I've been turned onto zero drop running shoes where the heel is on the same level/plane as the toe. I can wear these shoes for 9-11 hrs on straight concrete with no soreness, back ache or knee pain! Only style shoe I will ever where- I have six pairs! 
I bring up the hiking boot thing because the are some companies making "barefoot"(0-drop) hikers that are amazingly comfortable, feel like sneakers and look like boots. Just my 2¢


----------



## Hog (Apr 4, 2013)

I like Ecco boots, shoes, but there $200 , but very comfortable from day one


----------



## robladd (Nov 22, 2010)

Hog said:


> I like Ecco boots, shoes, but there $200 , but very comfortable from day one


Hog, thank You money is no option when it comes to PPE.


----------



## Schmidt & Co. (Nov 6, 2008)

I have both a pair of Danners and Red Wings, but I'd never use them for painting. I just cant justify spending that kind of money on boots, and then having them covered in paint! Either way, the Red Wings take some serious time to break-in. But once broken in, they have the absolute best quality leather that you will ever wrap around your little piggies. 
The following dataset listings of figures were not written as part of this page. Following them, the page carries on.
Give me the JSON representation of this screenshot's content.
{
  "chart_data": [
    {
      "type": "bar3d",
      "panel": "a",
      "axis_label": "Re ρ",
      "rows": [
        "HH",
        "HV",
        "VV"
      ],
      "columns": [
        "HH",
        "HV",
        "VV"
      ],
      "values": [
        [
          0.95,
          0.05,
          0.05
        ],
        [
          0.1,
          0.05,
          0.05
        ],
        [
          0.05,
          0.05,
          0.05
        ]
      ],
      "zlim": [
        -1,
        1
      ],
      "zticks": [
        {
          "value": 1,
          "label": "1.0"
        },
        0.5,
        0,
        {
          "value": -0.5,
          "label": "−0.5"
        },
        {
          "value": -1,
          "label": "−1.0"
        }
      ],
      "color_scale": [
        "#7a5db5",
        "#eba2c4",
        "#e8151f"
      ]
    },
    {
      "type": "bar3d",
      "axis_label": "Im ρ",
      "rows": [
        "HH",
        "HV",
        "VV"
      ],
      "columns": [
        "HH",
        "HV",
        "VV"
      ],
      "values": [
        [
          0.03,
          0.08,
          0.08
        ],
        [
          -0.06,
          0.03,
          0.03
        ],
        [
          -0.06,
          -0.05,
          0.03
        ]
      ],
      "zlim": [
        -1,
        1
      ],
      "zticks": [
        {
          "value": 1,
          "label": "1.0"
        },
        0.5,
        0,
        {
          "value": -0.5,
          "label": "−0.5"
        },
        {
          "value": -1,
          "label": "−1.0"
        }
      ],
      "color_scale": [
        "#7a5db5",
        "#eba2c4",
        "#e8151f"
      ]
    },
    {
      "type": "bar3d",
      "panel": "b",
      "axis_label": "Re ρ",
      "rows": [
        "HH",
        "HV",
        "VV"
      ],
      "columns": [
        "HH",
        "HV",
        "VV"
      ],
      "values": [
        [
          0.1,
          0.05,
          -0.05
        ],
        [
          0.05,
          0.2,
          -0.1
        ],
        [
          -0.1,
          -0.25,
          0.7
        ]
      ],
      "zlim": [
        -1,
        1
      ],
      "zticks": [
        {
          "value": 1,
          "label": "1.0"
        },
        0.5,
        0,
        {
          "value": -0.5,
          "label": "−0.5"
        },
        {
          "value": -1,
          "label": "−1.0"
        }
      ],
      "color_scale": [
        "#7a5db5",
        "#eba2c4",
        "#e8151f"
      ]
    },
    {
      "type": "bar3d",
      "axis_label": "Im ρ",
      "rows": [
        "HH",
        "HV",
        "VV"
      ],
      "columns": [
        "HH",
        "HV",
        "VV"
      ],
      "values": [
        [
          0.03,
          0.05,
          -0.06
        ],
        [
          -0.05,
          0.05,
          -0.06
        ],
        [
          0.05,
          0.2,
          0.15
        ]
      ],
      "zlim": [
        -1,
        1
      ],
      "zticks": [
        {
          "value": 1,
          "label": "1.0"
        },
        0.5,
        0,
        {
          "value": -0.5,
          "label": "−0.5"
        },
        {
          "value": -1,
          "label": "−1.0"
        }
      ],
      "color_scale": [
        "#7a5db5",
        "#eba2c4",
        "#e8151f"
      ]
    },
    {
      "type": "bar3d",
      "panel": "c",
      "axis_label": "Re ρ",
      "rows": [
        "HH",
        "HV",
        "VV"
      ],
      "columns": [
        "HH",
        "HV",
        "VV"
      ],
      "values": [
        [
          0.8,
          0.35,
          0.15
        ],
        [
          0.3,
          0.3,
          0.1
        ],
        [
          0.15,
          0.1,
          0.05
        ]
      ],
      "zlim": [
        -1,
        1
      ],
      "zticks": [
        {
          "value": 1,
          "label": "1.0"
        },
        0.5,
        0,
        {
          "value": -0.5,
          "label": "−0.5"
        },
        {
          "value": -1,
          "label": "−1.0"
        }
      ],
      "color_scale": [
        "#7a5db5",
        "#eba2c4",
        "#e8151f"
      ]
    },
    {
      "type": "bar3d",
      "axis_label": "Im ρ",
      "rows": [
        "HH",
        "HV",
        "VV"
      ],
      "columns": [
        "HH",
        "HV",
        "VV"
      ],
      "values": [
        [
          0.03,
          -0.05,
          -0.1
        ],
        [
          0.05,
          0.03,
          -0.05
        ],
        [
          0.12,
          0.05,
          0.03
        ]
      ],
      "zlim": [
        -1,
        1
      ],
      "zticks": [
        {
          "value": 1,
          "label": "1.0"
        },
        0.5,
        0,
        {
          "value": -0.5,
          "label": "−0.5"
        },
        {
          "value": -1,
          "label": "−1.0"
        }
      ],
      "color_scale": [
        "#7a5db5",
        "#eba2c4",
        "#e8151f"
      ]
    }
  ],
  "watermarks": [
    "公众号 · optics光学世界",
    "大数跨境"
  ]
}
For work I've been wearing Thorogood's the last few years. Great on the feet right out of the box and ready to go!


----------



## SeaMonster (Apr 13, 2009)

x2 quality hiking boots.


----------



## Steve Richards (Dec 31, 2010)

Timberland pro

(I've been brainwashed)


----------



## Wolfgang (Nov 16, 2008)

Love my Redwings even though they took a while to break-in. Belleville Boots makes some of the most comfortable boots I've ever bought right out of the box. More of a military/tactical style boot, but their desert boots were downright comfortable in the summer. I usually toss some gel soles in the bottoms of most of my shoes anyway.


----------



## Greg Mrakich (Apr 19, 2010)

I wear Merrell shoes to work in. They are super sturdy and comfy. Standing all day long on the ground or ladders is no issue. Only about $110 a pair, and they are water proof. The model I use is the "Moab."


----------



## WisePainter (Dec 27, 2008)

This reminds me of that "show your boots" thread.


----------



## robladd (Nov 22, 2010)

WisePainter said:


> This reminds me of that "show your boots" thread.
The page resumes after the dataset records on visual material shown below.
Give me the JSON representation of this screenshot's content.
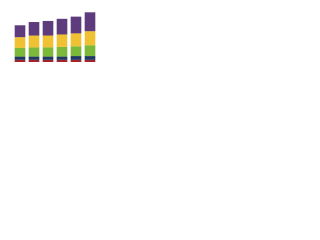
{
  "chart_data": {
    "type": "stacked_bar",
    "categories": [
      null,
      null,
      null,
      null,
      null,
      null
    ],
    "series": [
      {
        "color": "#a3222c",
        "values": [
          4,
          4,
          4,
          4,
          4,
          4
        ]
      },
      {
        "color": "#1f3864",
        "values": [
          6,
          6,
          6,
          6,
          7,
          7
        ]
      },
      {
        "color": "#7cb93b",
        "values": [
          16,
          17,
          17,
          18,
          18,
          20
        ]
      },
      {
        "color": "#f0c233",
        "values": [
          20,
          22,
          22,
          23,
          24,
          26
        ]
      },
      {
        "color": "#5e3b7d",
        "values": [
          22,
          25,
          27,
          29,
          31,
          35
        ]
      }
    ],
    "ylim": [
      0,
      100
    ]
  }
}
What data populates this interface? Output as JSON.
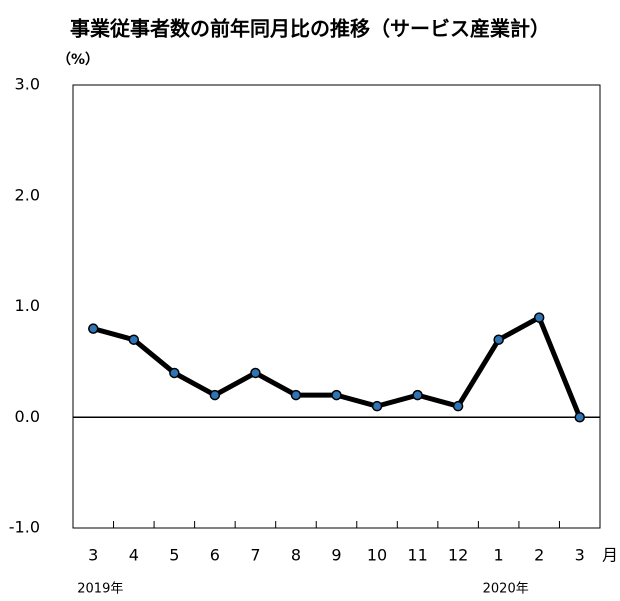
{
  "chart_data": {
    "type": "line",
    "title": "事業従事者数の前年同月比の推移（サービス産業計）",
    "ylabel": "（%）",
    "xlabel": "月",
    "categories": [
      "3",
      "4",
      "5",
      "6",
      "7",
      "8",
      "9",
      "10",
      "11",
      "12",
      "1",
      "2",
      "3"
    ],
    "series": [
      {
        "name": "サービス産業計",
        "color": "#000000",
        "marker_color": "#2e75b6",
        "values": [
          0.8,
          0.7,
          0.4,
          0.2,
          0.4,
          0.2,
          0.2,
          0.1,
          0.2,
          0.1,
          0.7,
          0.9,
          0.0
        ]
      }
    ],
    "ylim": [
      -1.0,
      3.0
    ],
    "yticks": [
      {
        "value": 3.0,
        "label": "3.0"
      },
      {
        "value": 2.0,
        "label": "2.0"
      },
      {
        "value": 1.0,
        "label": "1.0"
      },
      {
        "value": 0.0,
        "label": "0.0"
      },
      {
        "value": -1.0,
        "label": "-1.0"
      }
    ],
    "zero_line": true,
    "annotations": [
      {
        "text": "2019年",
        "category": 0
      },
      {
        "text": "2020年",
        "category": 10
      }
    ]
  }
}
Hey Wise, I remember that thread. Who won the nastiest pair? Was it Neps?


----------



## straight_lines (Oct 17, 2007)

Schmidt & Co. said:


> I have both a pair of Danners and Red Wings, but I'd never use them for painting. I just cant justify spending that kind of money on boots, and then having them covered in paint! Either way, the Red Wings take some serious time to break-in. But once broken in, they have the absolute best quality leather that you will ever wrap around your little piggies.
> 
> For work I've been wearing Thorogood's the last few years. Great on the feet right out of the box and ready to go! Amazon.com: Thorogood Men's 814-4200 American Heritage 6" Moc Toe Boot: Shoes


I have a pair of these as well. Great boots. :thumbsup:


----------



## ReNt A PaInTeR (Dec 28, 2008)

robladd said:


> Hey Wise, I remember that thread. Who won the nastiest pair? Was it Neps?


I think it was Thomas.


----------



## robladd (Nov 22, 2010)

I have a pair of Doc Martins super comfortable
but too bulky. Great for deck coatings but not for ladder work or moving around a lot.

I hate breaking boots, I think I may go red wing with saddle soap to make it easier.


----------